Palestinian allies protest outside weapons manufacturer in Niles; 33 arrested

Thirty-three people were arrested and more than 60 police officers stood by with rifles and K-9s as a few dozen protesters chanted Wednesday outside the Niles offices of Woodward, Inc., which manufactures guidance systems for missiles and bombs, according to its website.

As a helicopter flew overhead, protesters beat a drum, chanted slogans and contended Woodward is making components of the bombs being used on Gaza, according to information from a U.S.-based nonprofit group, they said. Police blocked off a section of Howard Street between Caldwell and Lehigh Avenues in Niles, a normally quiet industrial area, for several hours, preventing traffic and employees from getting in and out of businesses there.

Woodward, Inc. officials did not immediately respond to a request for comment.

Jinan Chehade of Chicago, one of the protest organizers, said the group gathered at 6 a.m. when Woodward workers’ shifts started and tried to block employees and deliveries from getting in.

About 100 people of various ages and ethnicities, from a collaboration of organizations, joined the protest at some point, Chehade said.

More than 27,000 people have died in Gaza since the Israel-Hamas war began Oct. 7, according to the Associated Press.

“This is important because when we see news on TV, it’s easy to construe it as a faraway war, but the bombs being dropped on Gaza are made in our backyard,” Chehade said.

“We shut down Woodward for seven hours today to stop the production of CAS (control actuation systems), which are a part of the bombs being used on Gaza, and show it’s not business as usual when genocide is going on.

“We demand Woodward ends its contracts with Boeing and weapons sales to Israel.”

Niles police said in a news release that the protest began around 6 a.m. and that seven men and 26 women were arrested for unlawful assembly, processed and released, and that the streets were reopened at 12:31 p.m.

Several protesters had bound themselves to each other using PVC pipe, chicken wire and duct tape and sat in the roadway blocking traffic and creating a hazard on Croname Street and Howard Street, the release said, while other participants verbally agitated law enforcement and first responders.

Chehade said Niles police were releasing those arrested around 2 to 2:30 p.m. Organizers had food and water ready for those arrested as they walked out of the police station, she said.

Nour Jaghama, the Palestinian coordinator for CodePink, which she described as a feminist antiwar nonprofit organization, said a U.S.-based Palestinian advocacy nonprofit organization called the Adalah Justice Project demonstrated Woodward’s involvement after it took and circulated on Instagram a photo of a part found on the ground in Gaza that had the Woodward logo along with some bar codes for a serial number and part number.

Another protester, Mahmoud Awad of Chicago, said, “We’re not targeting the employees of Woodward. We’re not saying they’re bad people. We want them to know what kind of a company they’re working for.
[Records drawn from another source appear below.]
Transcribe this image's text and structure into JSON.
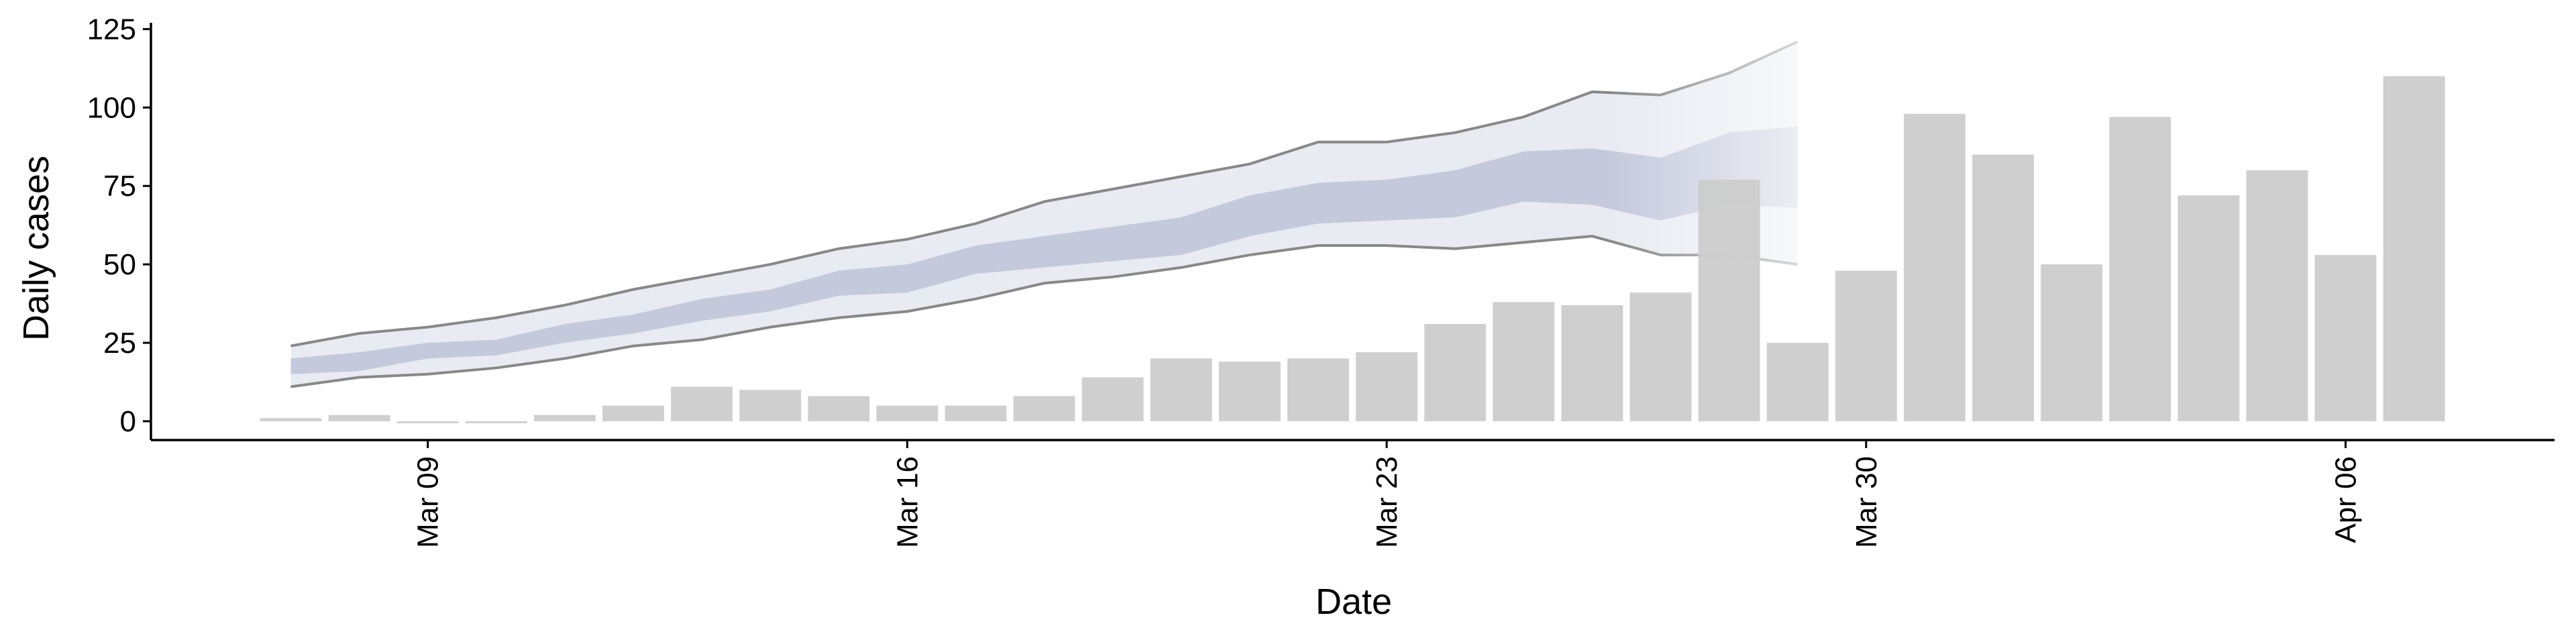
{
  "chart_data": {
    "type": "bar",
    "x_label": "Date",
    "y_label": "Daily cases",
    "categories": [
      null,
      null,
      "Mar 09",
      null,
      null,
      null,
      null,
      null,
      null,
      "Mar 16",
      null,
      null,
      null,
      null,
      null,
      null,
      "Mar 23",
      null,
      null,
      null,
      null,
      null,
      null,
      "Mar 30",
      null,
      null,
      null,
      null,
      null,
      null,
      "Apr 06",
      null
    ],
    "values": [
      1,
      2,
      0,
      0,
      2,
      5,
      11,
      10,
      8,
      5,
      5,
      8,
      14,
      20,
      19,
      20,
      22,
      31,
      38,
      37,
      41,
      77,
      25,
      48,
      98,
      85,
      50,
      97,
      72,
      80,
      53,
      110
    ],
    "color": "#cccccc",
    "bands": [
      {
        "lower": [
          11,
          14,
          15,
          17,
          20,
          24,
          26,
          30,
          33,
          35,
          39,
          44,
          46,
          49,
          53,
          56,
          56,
          55,
          57,
          59,
          53,
          53,
          50,
          null,
          null,
          null,
          null,
          null,
          null,
          null,
          null,
          null
        ],
        "upper": [
          24,
          28,
          30,
          33,
          37,
          42,
          46,
          50,
          55,
          58,
          63,
          70,
          74,
          78,
          82,
          89,
          89,
          92,
          97,
          105,
          104,
          111,
          121,
          null,
          null,
          null,
          null,
          null,
          null,
          null,
          null,
          null
        ],
        "color": "#e9ebf2",
        "line_color": "#888888"
      },
      {
        "lower": [
          15,
          16,
          20,
          21,
          25,
          28,
          32,
          35,
          40,
          41,
          47,
          49,
          51,
          53,
          59,
          63,
          64,
          65,
          70,
          69,
          64,
          69,
          68,
          null,
          null,
          null,
          null,
          null,
          null,
          null,
          null,
          null
        ],
        "upper": [
          20,
          22,
          25,
          26,
          31,
          34,
          39,
          42,
          48,
          50,
          56,
          59,
          62,
          65,
          72,
          76,
          77,
          80,
          86,
          87,
          84,
          92,
          94,
          null,
          null,
          null,
          null,
          null,
          null,
          null,
          null,
          null
        ],
        "color": "#c4c9dc"
      }
    ],
    "ylim": [
      -6,
      127
    ],
    "yticks": [
      0,
      25,
      50,
      75,
      100,
      125
    ]
  }
}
“Our goal is to get this out in the media and the public, to disrupt the manufacturing and to get a message across to them. And for people to know this is in Niles–a lot of people who live here might not know this is in their hometown.”

By midmorning, dozens of police had confined about 20 protesters to a section of Croname Street, just south of Howard Street. Protesters, some of whom wore keffiyeh scarves, a Palestinian symbol, unfurled a banner about 18 feet in width that said “Woodward makes bombs for genocide.” Another carried a “Ceasefire now” sign.
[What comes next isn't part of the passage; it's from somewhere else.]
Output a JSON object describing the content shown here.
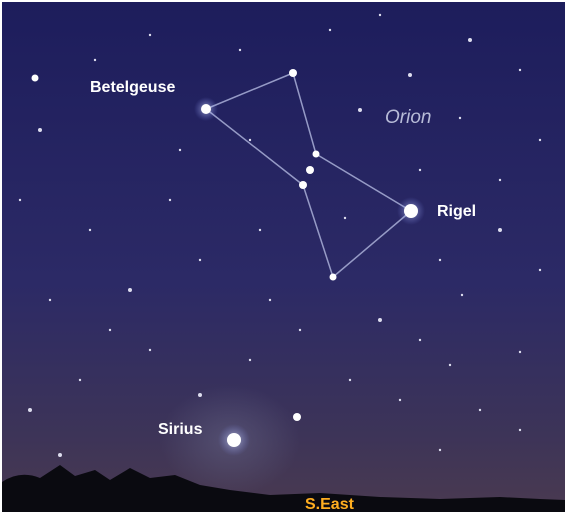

Police moved the protesters to Howard Street, where another group of about 10 protesters were holding signs, then moved the protesters east on Howard Street.

The Niles Police news release said the department notified the NIPAS Mobile Field Force, a police mutual aid system, and many other departments arrived on the scene. They included police from Norridge, Glenview, Evanston, Des Plaines, Gurnee, Golf and North Riverside, as indicated by police vehicles on Howard Street.